LEGGETE E COMMENTATE!

 

 

 

 

Dispersa in mezzo alla città!

 

 

 

 

Si guardava intorno, confusa.

Ecco… si era persa per l’ennesima volta.

Il senso dell’orientamento non era il suo forte.

Sospirò sconsolata, rendendosi conto di non essere neanche in grado di tornare a casa o arrivare alla stazione.

Affranta, si appoggiò al muro di un palazzo chiudendo gli occhi e pensando a cosa potesse fare.

Il telefono era completamente scarico ed anche se fosse riuscita a ricaricarlo in qualche modo, non aveva neanche i soldi per fare uno squillo o un messaggio.

Non aveva una cartina, cioè, gli era volata via circa mezz’ora prima, quando si era resa conto di aver cominciato a girare in tondo.

Non poteva chiedere indicazioni, non per la timidezza, ma semplicemente per il fatto che non stesse passando un’anima viva.
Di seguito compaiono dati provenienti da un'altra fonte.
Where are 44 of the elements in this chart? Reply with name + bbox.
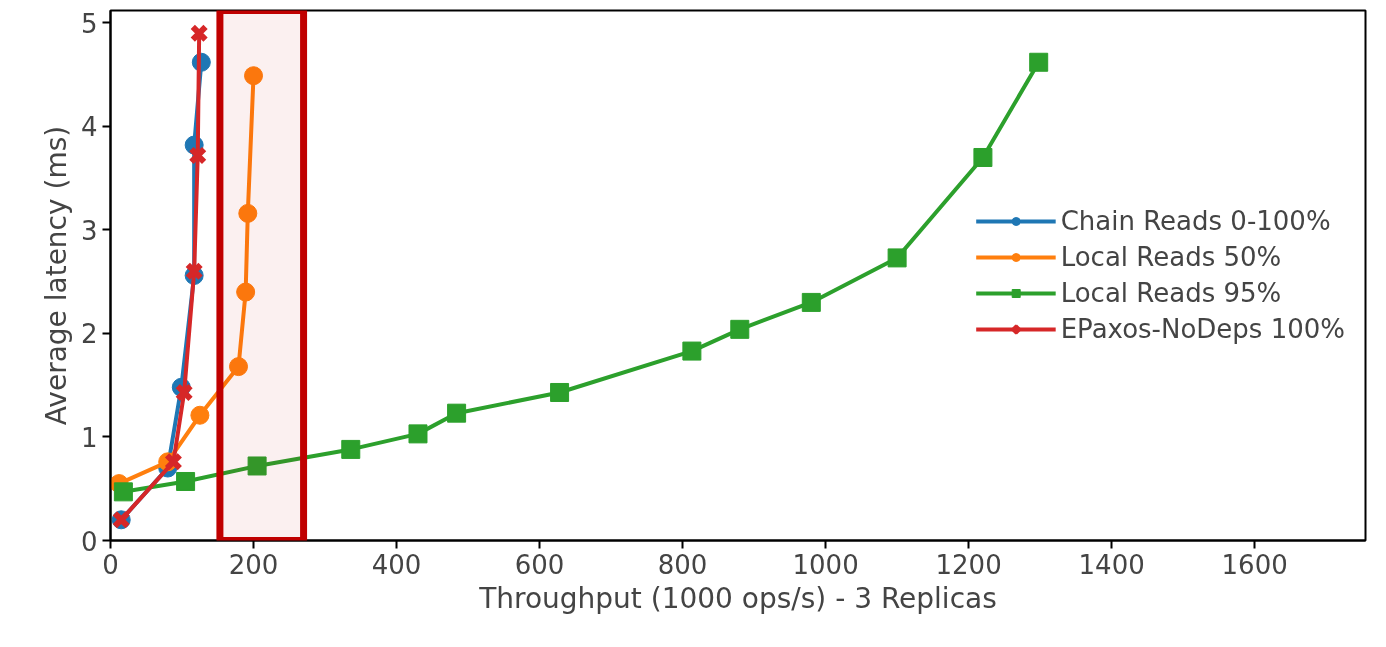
- point: [238, 203, 258, 223]
- point: [184, 262, 204, 281]
- x-tick-label: 1400: [1078, 549, 1145, 580]
- point: [190, 405, 210, 425]
- point: [1029, 52, 1049, 72]
- y-tick-label: 4: [80, 112, 98, 143]
- x-tick-label: 1000: [792, 549, 859, 580]
- point: [174, 383, 194, 402]
- x-tick-label: 1600: [1221, 549, 1288, 580]
- point: [887, 248, 907, 268]
- legend-label: Local Reads 95%: [1060, 278, 1282, 308]
- point: [247, 456, 267, 476]
- y-tick-label: 0: [80, 526, 98, 557]
- point: [164, 452, 183, 472]
- point: [176, 472, 196, 491]
- point: [801, 292, 821, 312]
- point: [113, 482, 133, 502]
- x-tick-label: 400: [371, 549, 422, 580]
- point: [236, 282, 256, 302]
- x-tick-label: 200: [228, 549, 279, 580]
- x-tick-label: 800: [657, 549, 708, 580]
- legend-label: Local Reads 50%: [1060, 242, 1282, 272]
- x-axis-title: Throughput (1000 ops/s) - 3 Replicas: [478, 581, 997, 615]
- y-tick-label: 3: [80, 215, 98, 246]
- x-tick-label: 0: [102, 549, 119, 580]
- point: [730, 319, 750, 339]
- legend-label: Chain Reads 0-100%: [1060, 206, 1331, 236]
- point: [408, 424, 428, 444]
- point: [244, 66, 264, 86]
- x-tick-label: 1200: [935, 549, 1002, 580]
- x-tick-label: 600: [514, 549, 565, 580]
- y-tick-label: 5: [80, 8, 98, 39]
- point: [973, 147, 993, 167]
- point: [550, 382, 570, 402]
- legend-label: EPaxos-NoDeps 100%: [1060, 314, 1345, 344]
- point: [682, 341, 702, 361]
- point: [341, 439, 361, 459]
- y-tick-label: 2: [80, 319, 98, 350]
- y-axis-title: Average latency (ms): [39, 125, 73, 426]
- point: [189, 23, 209, 43]
- y-tick-label: 1: [80, 422, 98, 453]
- point: [229, 357, 248, 377]
- point: [447, 403, 467, 423]
- point: [188, 146, 208, 165]
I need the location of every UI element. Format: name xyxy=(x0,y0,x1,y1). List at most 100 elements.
Le veniva voglia di piangere.

Aveva le piante dei piedi distrutte.

Perché diavolo si era messa i tacchi?!

Doveva anche incontrare un tizio che non le piaceva, e ora per colpa sua non riusciva neanche a tornare a casa!

Come un miraggio vide una cabina telefonica a pochi metri da lei.

Vi corse dentro, cercando poi nella borsa qualche spiccio.

No, impossibile… si era anche dimenticata il portafoglio a casa!

Sbatté la testa sul vetro, sconfitta.

La sua solita fortuna!

“Si può sapere cosa diavolo stai facendo, Kagome?”   quella voce…

Si girò, spalancando gli occhi.

Lui cosa ci faceva lì?

“T-tu! Inuyasha! Cosa ci fai qui?”

“Lo sai che non si risponde ad una domanda con un’altra domanda? Comunque io ci abito qui!”  quasi con le lacrime agli occhi si aggrappò alla sua giacca, trattenendosi dall’emettere piccoli urli di gioia.

“Veramente?! Allora ti prego, dimmi come faccio a tornare a casa!”  la guardò stranito.

“Ti sei persa?”

“Beh… ecco…”

“Mi dici come hai fatto ad arrivare qui?”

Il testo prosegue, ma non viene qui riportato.